小規模事業者持続化補助金で店舗改装をした飲食店の事例④

小規模事業者持続化補助金

 同店は、従業員4人、和食・洋食どちらにも対応する郊外型レストランです。売上の約5割を土日祭日に訪れる家族連れやレジャー客がもたらしていますが、より快適な店内空間を提供するために、既存の椅子を撤去、幅広のソファータイプの座席(ベンチシート)を導入し、併せて広告宣伝を強化することにしました。

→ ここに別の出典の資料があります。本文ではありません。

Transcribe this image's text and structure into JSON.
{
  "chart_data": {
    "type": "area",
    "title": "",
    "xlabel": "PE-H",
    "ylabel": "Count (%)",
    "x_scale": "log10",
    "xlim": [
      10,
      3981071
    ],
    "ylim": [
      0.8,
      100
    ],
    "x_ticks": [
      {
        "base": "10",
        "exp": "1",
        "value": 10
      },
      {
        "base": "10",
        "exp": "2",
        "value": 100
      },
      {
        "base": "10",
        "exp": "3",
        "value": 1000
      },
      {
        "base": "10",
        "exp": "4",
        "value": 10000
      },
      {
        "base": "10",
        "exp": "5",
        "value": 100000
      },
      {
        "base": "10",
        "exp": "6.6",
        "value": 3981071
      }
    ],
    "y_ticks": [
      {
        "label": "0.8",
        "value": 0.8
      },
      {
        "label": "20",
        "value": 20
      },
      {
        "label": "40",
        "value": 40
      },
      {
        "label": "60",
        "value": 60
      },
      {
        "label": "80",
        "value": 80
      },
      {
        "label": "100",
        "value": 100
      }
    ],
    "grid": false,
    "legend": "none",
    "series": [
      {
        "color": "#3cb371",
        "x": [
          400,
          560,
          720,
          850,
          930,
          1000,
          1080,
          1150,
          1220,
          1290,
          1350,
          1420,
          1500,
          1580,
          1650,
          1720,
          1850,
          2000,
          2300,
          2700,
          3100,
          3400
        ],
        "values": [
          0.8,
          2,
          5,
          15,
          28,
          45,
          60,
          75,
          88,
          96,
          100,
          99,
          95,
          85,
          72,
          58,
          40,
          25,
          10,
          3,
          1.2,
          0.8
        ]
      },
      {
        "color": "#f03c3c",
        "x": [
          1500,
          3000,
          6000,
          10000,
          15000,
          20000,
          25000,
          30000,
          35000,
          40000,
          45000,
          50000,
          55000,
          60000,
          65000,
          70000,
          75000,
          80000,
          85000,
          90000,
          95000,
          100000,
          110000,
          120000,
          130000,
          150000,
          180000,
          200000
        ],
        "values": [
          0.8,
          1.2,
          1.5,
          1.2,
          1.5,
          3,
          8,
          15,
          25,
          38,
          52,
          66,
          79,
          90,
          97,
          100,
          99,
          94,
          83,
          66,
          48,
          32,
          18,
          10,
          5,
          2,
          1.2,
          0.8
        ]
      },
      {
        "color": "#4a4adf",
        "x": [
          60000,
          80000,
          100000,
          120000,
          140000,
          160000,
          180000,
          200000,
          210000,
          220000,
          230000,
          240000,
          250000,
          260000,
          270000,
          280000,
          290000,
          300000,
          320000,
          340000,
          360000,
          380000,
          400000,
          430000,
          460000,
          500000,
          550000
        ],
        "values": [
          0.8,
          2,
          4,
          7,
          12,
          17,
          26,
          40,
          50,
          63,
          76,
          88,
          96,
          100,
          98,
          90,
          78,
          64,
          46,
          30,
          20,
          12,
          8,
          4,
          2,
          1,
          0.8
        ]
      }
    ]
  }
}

 これら費用の一部を小規模事業者持続化補助金で調達することとした同店は、経営者が応募用の計画書を作成しましたが、弊社はそれをブラッシュアップする形でご支援し、結果として採択されました。

 下図は応募時に作成する書類ですが、今回のコラムでは赤枠部分、様式2-1 経営計画書兼補助事業計画書① <経営計画> 「4.経営方針・目標と今後のプラン」を見ていきます。

1.「経営方針・目標と今後のプラン」の書き方

 同店が事前に書かれてきた内容を拝見すると、同欄のタイトルを素直に反映させた【経営方針】【目標】【今後のプラン】という見出しが設けられており、これは非常に良いと思いました。その内容をブラッシュアップしていったポイントは以下となります。

(1)他の欄との整合性を意識する

 同社はいくつかの【経営方針】を記載していましたが、その中に女性客や高齢者のニーズに応えて行く、というものがありました。顧客ニーズに関しては、前々回のコラムで見たように「2.顧客ニーズと市場の動向」欄に記載するわけですが、そこには女性客や高齢者のニーズに関する記載はありませんでした。

 応えるべきニーズが記載されていないということは、そのニーズを把握していないとも捉えることができ、経営方針の有効性に疑問を抱かれるリスクが高まってしまいます。そこで、それらを記載していただいたわけですが、この点に限らず、計画書全体の整合性に意識を向ける必要があります。

(2)目標と手段を切り分ける

 同店が記載してきた【目標】は以下の内容となっていました。

  • 地域の幅広いお客様に愛されるお店にしていく。
  • 10年後の売上高目標は現状の30%アップ。
  • 従業員一人一人の福利厚生など待遇面の充実を図る。
  • 「○○料理」や「◎◎丼」の新たな味付けを考案する。
  • 家族イベントができるスペースとしてベンチシートを設置・整備する。
  • 新聞折込みチラシを20㎞圏内の全家庭に配布する。
  • ホームページで広報活動を実施する。

 これらを見ると①②は目標ですが、③~⑦はそれを達成するための手段と考えられます。特に⑤~⑦は補助事業の内容となっています。そこで【目標】として①②のみを記載していただき、③~⑦は【今後のプラン】へ、さらに⑤~⑦はその詳細を補助事業計画書に記載していただきました。

(3)3~5年のプランを作成する

 同店は【今後のプラン】として、採択後から数ヶ月間のプランを記載していましたが、その内容は、補助金を使って実施する事項が主に記載されており、それは次回以降のコラムで見て行く<補助事業計画>に記載するべきものでした。

 【今後のプラン】は補助事業計画で実施する内容も含めた自店の全体計画であり、最低でも3年程度の計画をお勧めしています。よって横軸に時間をとり、縦軸に「人」「物」「金」「情報」といった経営資源を充実させるための行動を列挙していただき、いつ何を行うのかが分かるようにしていただきました。

 このようにして、「4.経営方針・目標と今後のプラン」をブラッシュアップしていきましたが、次回のコラムでは<補助事業計画> Ⅰ.補助事業の内容 「2.販路開拓等(生産性向上)の取組内容」を見て行きます。